Is this function (for loop) space complexity O(1) or O(n)?

Question

public void check_10() {
    for (string i : list) {
        Integer a = hashtable.get(i);
        if (a > 10) {
            hashtable.remove(i);
        }
    }
}

Would this be O(1) or O(n)? I'm guessing O(n), but isn't it reusing the spot of memory a each time making it O(1)?

Answer 1

Space complexity asks "how much additional space (asymptotically, speaking) am I using in this snippet of code". Here's how a space complexity analysis would work, showing two general cases (for your code snippet):

Example 1: Pass-by-value hashtable and list

// assume `list` and `hashtable` are passed by value
public void check_10(List<String> list, HashMap<String, Integer> hashtable) {
    for (String i : list) {
        Integer a = hashtable.get(i);
        if (a > 10) {
            hashtable.remove(i);
        }
    }
}

Assuming you have N elements in hashtable and no elements are removed (i.e., a <= 10 for all N elements), at the termination of the loop, you will have N elements remaining in hashtable. Furthermore, each String in the N keys in the hashtable contains up to S characters. Lastly, each Integer in the N values in the hashtable is constant.

Similarly, you have a possible M number of strings in list, where each String may contain up to S characters.

Lastly, the Integer a does not contribute to the analysis because it references memory already accounted for. We can consider this Integer a constant memory still.

Therefore, assuming hashtable and list had been declared in the method, you are looking at a space complexity of O(N*S + M*S + I).

That said, asymptotically, we don't really care about I (the Integer a) because it is constant size that is likely much smaller than N and M. Similarly, S is likely much smaller than both N and M. This means the space complexity is O(N + M). Because both are linear terms, we can (carefully) reduce this to O(n), where n is a linear term that is a linear combination of N and M.

Example 2: Pass-by-reference hashtable and list or elsewhere declared (as in your example)

// assume `list` and `hashtable` are passed by reference or
// declared elsewhere in the class as in
//
// public void check_10() {
public void check_10(List<String> list, HashMap<String, Integer> hashtable) {
    for (String i : list) {
        Integer a = hashtable.get(i);
        if (a > 10) {
            hashtable.remove(i);
        }
    }
}

In this method, list and hashtable have already been allocated elsewhere, which means that the space complexity for this method is O(1) because we are only using constant space in Integer a and String i (even though technically, they are references to previously allocated memory -- you can consider the constant space as a result of storing the reference).

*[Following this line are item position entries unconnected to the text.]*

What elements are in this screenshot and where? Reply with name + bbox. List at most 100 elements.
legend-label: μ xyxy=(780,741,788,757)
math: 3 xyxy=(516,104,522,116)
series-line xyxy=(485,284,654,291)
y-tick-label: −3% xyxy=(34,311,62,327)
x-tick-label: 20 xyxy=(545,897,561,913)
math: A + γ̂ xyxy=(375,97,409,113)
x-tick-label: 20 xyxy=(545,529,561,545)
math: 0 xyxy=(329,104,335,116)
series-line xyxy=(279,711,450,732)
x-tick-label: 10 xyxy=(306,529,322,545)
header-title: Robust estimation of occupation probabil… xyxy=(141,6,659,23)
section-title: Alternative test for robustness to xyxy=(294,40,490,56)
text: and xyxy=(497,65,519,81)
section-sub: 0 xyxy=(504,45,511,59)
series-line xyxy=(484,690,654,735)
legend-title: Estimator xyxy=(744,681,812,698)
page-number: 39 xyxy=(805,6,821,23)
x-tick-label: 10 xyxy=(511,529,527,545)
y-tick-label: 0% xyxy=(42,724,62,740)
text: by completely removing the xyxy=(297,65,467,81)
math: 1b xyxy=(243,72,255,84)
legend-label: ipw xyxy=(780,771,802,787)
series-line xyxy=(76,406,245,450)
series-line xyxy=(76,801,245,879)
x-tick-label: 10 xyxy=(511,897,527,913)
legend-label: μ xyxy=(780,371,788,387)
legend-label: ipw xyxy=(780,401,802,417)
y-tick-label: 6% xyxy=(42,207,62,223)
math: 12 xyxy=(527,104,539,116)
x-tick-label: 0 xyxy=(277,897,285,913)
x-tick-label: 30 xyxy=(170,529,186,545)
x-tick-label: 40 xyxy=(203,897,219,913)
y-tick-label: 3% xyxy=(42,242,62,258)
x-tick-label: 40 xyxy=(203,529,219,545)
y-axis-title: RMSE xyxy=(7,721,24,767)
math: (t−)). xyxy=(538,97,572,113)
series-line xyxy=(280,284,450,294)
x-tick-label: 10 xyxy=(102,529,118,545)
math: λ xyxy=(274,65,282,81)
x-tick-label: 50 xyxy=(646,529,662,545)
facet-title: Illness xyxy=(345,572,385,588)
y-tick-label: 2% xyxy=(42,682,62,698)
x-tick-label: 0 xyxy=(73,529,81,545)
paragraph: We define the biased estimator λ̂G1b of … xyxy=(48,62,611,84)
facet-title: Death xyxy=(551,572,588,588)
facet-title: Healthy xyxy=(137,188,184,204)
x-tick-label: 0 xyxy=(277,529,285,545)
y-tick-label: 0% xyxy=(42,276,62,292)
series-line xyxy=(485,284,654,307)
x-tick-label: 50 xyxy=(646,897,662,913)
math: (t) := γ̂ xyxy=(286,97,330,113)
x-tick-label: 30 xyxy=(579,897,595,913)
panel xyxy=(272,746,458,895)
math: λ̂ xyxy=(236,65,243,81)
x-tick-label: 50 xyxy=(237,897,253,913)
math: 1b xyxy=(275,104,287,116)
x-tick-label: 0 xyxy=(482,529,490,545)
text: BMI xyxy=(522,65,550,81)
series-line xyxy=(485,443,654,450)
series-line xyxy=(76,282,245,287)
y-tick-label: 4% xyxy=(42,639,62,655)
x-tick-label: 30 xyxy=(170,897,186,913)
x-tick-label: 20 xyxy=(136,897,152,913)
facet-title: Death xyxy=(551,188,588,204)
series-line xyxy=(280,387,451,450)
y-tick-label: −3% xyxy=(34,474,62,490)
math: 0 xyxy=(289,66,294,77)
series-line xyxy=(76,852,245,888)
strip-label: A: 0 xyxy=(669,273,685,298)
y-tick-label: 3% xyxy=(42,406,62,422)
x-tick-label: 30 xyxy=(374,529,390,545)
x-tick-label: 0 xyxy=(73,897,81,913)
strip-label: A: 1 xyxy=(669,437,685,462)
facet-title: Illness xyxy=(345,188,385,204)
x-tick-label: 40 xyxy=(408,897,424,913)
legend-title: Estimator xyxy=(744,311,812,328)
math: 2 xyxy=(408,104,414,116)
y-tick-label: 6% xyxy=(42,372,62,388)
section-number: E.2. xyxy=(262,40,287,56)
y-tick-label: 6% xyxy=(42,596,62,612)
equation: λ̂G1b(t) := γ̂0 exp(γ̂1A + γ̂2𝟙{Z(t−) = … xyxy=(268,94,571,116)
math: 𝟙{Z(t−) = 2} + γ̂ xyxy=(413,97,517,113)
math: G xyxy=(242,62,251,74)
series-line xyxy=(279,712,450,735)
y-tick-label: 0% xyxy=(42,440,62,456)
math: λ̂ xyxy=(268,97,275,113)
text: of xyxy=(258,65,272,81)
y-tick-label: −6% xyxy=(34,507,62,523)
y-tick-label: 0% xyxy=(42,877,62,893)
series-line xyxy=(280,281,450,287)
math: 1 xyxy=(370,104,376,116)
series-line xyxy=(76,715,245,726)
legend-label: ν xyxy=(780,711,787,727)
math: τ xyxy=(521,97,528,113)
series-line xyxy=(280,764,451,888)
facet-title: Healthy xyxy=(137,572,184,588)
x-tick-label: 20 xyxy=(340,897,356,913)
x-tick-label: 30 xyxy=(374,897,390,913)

but isn't it reusing the spot of memory a each time making it O(1)?

It depends on what you mean by "reusing" the spot in memory. In theory, space complexity analysis does not exactly consider the implementation details of the language in this sense. This means that if you had a loop like

for (int i = 0; i < N; i++) {
    T myvar = new T();
}

you don't consider the implications of what's happening to myvar after each loop iteration. By "implications of what's happening" I mean, does the garbage collector reclaim memory after each iteration or are you continually allocating N spots of memory on the heap? In the GC case, it would be O(1) since you are reusing memory. In the "infinite" allocation case, it would be O(N) since you now have N spots allocated. Again, in theory, this is usually not considered in the analysis, and any T myvar = new T() is usually considered to be O(1) regardless of whether it sits in a loop or not.

In general, though, if you are referring to reusing the same spot in memory for list and hashtable each iteration, the answer is simpler. Consider the following:

public void foo() {
    int list[] = {1, 2, 3, 4};
    for (int i = 0; i < list.length; i++) {
        System.out.println(list[i]);
    }
}

Even though list is declared once and we're only iterating through list and printing the contents, foo() is still O(n) in memory complexity because we have allocated list, where in the asymptotic case could have up to n elements. Therefore, regardless of whether it reuses the same or different spots in memory, they both still contribute to a linear space complexity.

tl;dr

In your specific case, though, both list and hashtable had already been allocated elsewhere in the program and are not introduced here, so they do not contribute to the complexity, and Integer a and String i are only constant in memory. Therefore, this method will be O(1).

Answer 2

It is O(1)

Other than 2 constant sized variables string i and Integer a this method does not allocate any extra space. Which means this loop clearly has constant space complexity .ie. O(1).

To clarify it further, I would rather ask you a question :

Do you call (iterative)binary search an O(n) space complexity algorithm ?

Absolutely not.

Your function check_10() uses a preallocated list and hash table (just like iterative binary search uses preallocated sorted array) and 2 constant space variables so it has O(1) space complexity.

PS : I am clarifying the doubt raised by OP in comments of this answer from here onwards ->

As pointed out by MichaelRecachinas, String and Integer in this loop are references. They are not a copy so they won't contribute anything to the space complexity of this function.

PPS: Integer a and String i are allocated memory only once and then are reused in each iteration of the loop.